A few days ago, a very good friend of mine and a colleague at Ethos (Gary Hunt) raised a very salient point to me about the privacy implications of me sending a contact database through as an attachment to an email. He felt that this raised the very important issue of educating people about privacy concerns as the email could potentially have been intercepted and the confidential details extracted during its journey.
His recommendation was that I uploaded the data to a secure server and my email point to that protected URL. Certainly something that I should have considered and well spotted, Gary!
He raised a point on how we should highlight these issues within Ethos and drive change with an organisation that comprises over 100 very senior people around the world who have their own businesses to focus on and where most of them are working for the organisation on a part time basis. Something that I have been thinking about this weekend. So I decided to put quill to paper.
Certainly the sending of emails with attachments containing confidential information across the internet and having them bounce through an unknown number of server nodes is worrying. If you are interested, read this short piece on an email’s journey to its recipient.
Common email providers require something called “a secure HTTPS connection” between your browser (eg Chrome) or client (eg Outlook) and their servers. A secure HTTPS connection basically adds encryption to your emails and essentially makes the email and any attachments unreadable by anyone as they travel to the main server. Google, for instance, made HTTPS mandatory for Gmail in 2014 and so all google emails (gmails) are encrypted between your computer and the google servers.
But there it all goes a bit screwy. The messages is securely delivered to the main email server but is then transmitted in the open (without encryption) from there on to the final server. The very last leg, that between the recipient’s email server and his PC is usually encrypted (unreadable) again. So what about the whole bit in the middle?
Well, as Gary pointed out, this is where the risk is. Although they seem to, emails don’t travel directly from the sending server to the receiving server. If I have a gmail account and was sending to a recipient with an Apple account, the email would be sent through a large number of servers as it makes its very quick way to the destination. The route it takes is dependent on lots of things including the amount of traffic on the internet and even the time of day. What’s more, the email would probably not go down the same route as last time. It heads east, west, north and south in a seemingly random manner till it gets to the right end server.

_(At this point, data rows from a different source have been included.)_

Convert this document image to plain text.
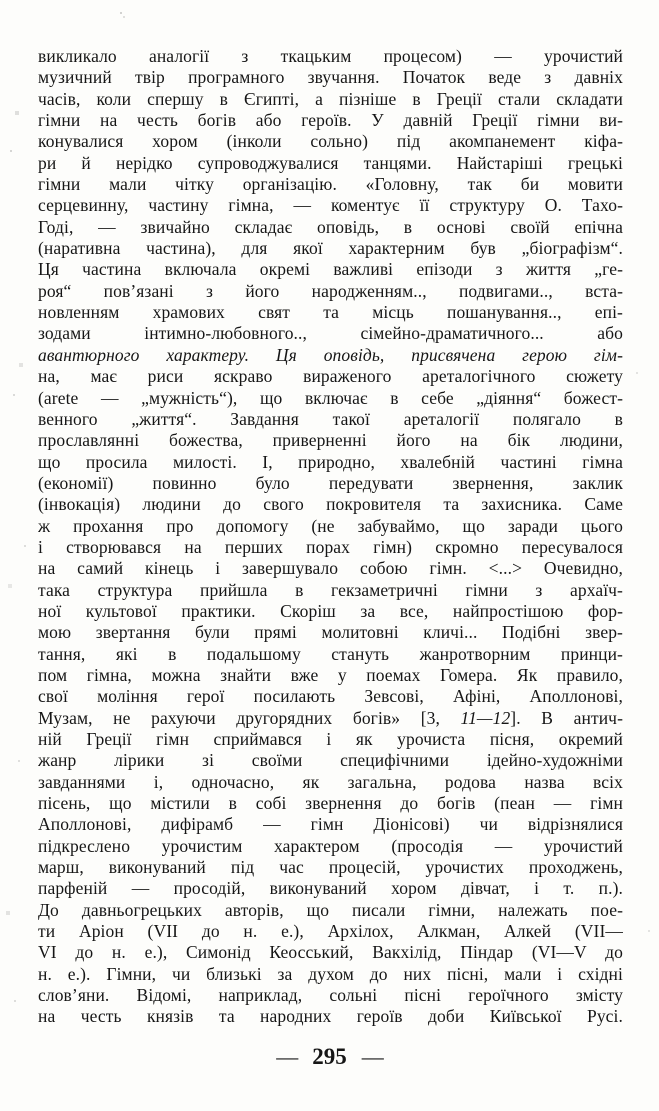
викликало аналогії з ткацьким процесом) — урочистий
музичний твір програмного звучання. Початок веде з давніх
часів, коли спершу в Єгипті, а пізніше в Греції стали складати
гімни на честь богів або героїв. У давній Греції гімни ви-
конувалися хором (інколи сольно) під акомпанемент кіфа-
ри й нерідко супроводжувалися танцями. Найстаріші грецькі
гімни мали чітку організацію. «Головну, так би мовити
серцевинну, частину гімна, — коментує її структуру О. Тахо-
Годі, — звичайно складає оповідь, в основі своїй епічна
(наративна частина), для якої характерним був „біографізм“.
Ця частина включала окремі важливі епізоди з життя „ге-
роя“ пов’язані з його народженням.., подвигами.., вста-
новленням храмових свят та місць пошанування.., епі-
зодами інтимно-любовного.., сімейно-драматичного... або
авантюрного характеру. Ця оповідь, присвячена герою гім-
на, має риси яскраво вираженого ареталогічного сюжету
(arete — „мужність“), що включає в себе „діяння“ божест-
венного „життя“. Завдання такої ареталогії полягало в
прославлянні божества, приверненні його на бік людини,
що просила милості. І, природно, хвалебній частині гімна
(економії) повинно було передувати звернення, заклик
(інвокація) людини до свого покровителя та захисника. Саме
ж прохання про допомогу (не забуваймо, що заради цього
і створювався на перших порах гімн) скромно пересувалося
на самий кінець і завершувало собою гімн. <...> Очевидно,
така структура прийшла в гекзаметричні гімни з архаїч-
ної культової практики. Скоріш за все, найпростішою фор-
мою звертання були прямі молитовні кличі... Подібні звер-
тання, які в подальшому стануть жанротворним принци-
пом гімна, можна знайти вже у поемах Гомера. Як правило,
свої моління герої посилають Зевсові, Афіні, Аполлонові,
Музам, не рахуючи другорядних богів» [3, 11—12]. В антич-
ній Греції гімн сприймався і як урочиста пісня, окремий
жанр лірики зі своїми специфічними ідейно-художніми
завданнями і, одночасно, як загальна, родова назва всіх
пісень, що містили в собі звернення до богів (пеан — гімн
Аполлонові, дифірамб — гімн Діонісові) чи відрізнялися
підкреслено урочистим характером (просодія — урочистий
марш, виконуваний під час процесій, урочистих проходжень,
парфеній — просодій, виконуваний хором дівчат, і т. п.).
До давньогрецьких авторів, що писали гімни, належать пое-
ти Аріон (VII до н. е.), Архілох, Алкман, Алкей (VII—
VI до н. е.), Симонід Кеосський, Вакхілід, Піндар (VI—V до
н. е.). Гімни, чи близькі за духом до них пісні, мали і східні
слов’яни. Відомі, наприклад, сольні пісні героїчного змісту
на честь князів та народних героїв доби Київської Русі.
— 295 —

So Gary’s point is that it may bounce through a ‘naughty’ server that actually inspects the content of the email, sees that it contains a lot of confidential email addresses, names and phone numbers, harvests them and then sends the email back on its way as if nothing had happened. So quickly that no one will ever know. Till everyone starts getting the spam or, worse, someone suffers identify theft. You may have heard this referred to as a ‘Man in the Middle’ attack. I’m guessing you can understand why now.
Luckily there are some simple ways to get over this and the most common is to add a simple tool to your computer that adds a layer of encryption to the email before it leaves your system and cannot be unencrypted till it gets to the intended recipient’s system. The most common and best known of these tools is PGP and is available from various suppliers. There are lots of articles on the web around this technology and how you could use it so I won’t dally here as it’s not the main thrust of my blog.
Now here is the core of my personal evilness: I don’t use anything like PGP. It’s not a flagrant lack of concern for my contacts personal information, it’s just that these solutions need to be used by both the sending and receiving parties and there are very few people who use it and publish the necessary information to allow me to use it. It’s also really complicated to set up for anyone but technical geniuses.
Having written the last sentence, I paused and thought. I realise that it’s a pain-in-the-backside to implement and use encryption like PGP but was it my own laziness that was putting my contacts personal data at risk?
Possibly. And Gary’s suggestion to upload sensitive files to a secure server (we use Google Drive) and then direct people to a link there would dramatically reduce the risks of the content being seen by those it was not intended for. Given the nature of the contacts that we all have and the time we have invested in nurturing them it would be a shame if we betrayed their privacy though some stupidity and laziness that could have been avoided.
But the solution is not simple from a user perspective. It’s a multistep process that has a large and very unwelcome impact on my drive for productivity. Let’s look at the steps that I need to follow;Upload the contacts database from my laptop to Google drive

  1. Upload the contacts database from my laptop to Google drive
    2. Click on the share icon
    3. Click on the advanced share icon
    4. Click on the default share link and change it to ‘Selected people can access’
    5. Add each of those people to the list of people who can access the document and make sure they have edit permission
    6. Unclick ‘Notify People’
    7. Copy the sharing web address (URL)
    8. Click done
    9. Paste the copied URL into the email

Repeat for every file you want to share. Ouch.
There are a number of third party applications that will help in automating this process and, in my opinion, may well be worth the $5 a month that they cost. The trouble is that there are so many to chose from and I can’t seem to find the right solution. But I owe it to my contacts to find that solution.
Does anyone have a suggestion of one that is better than the rest?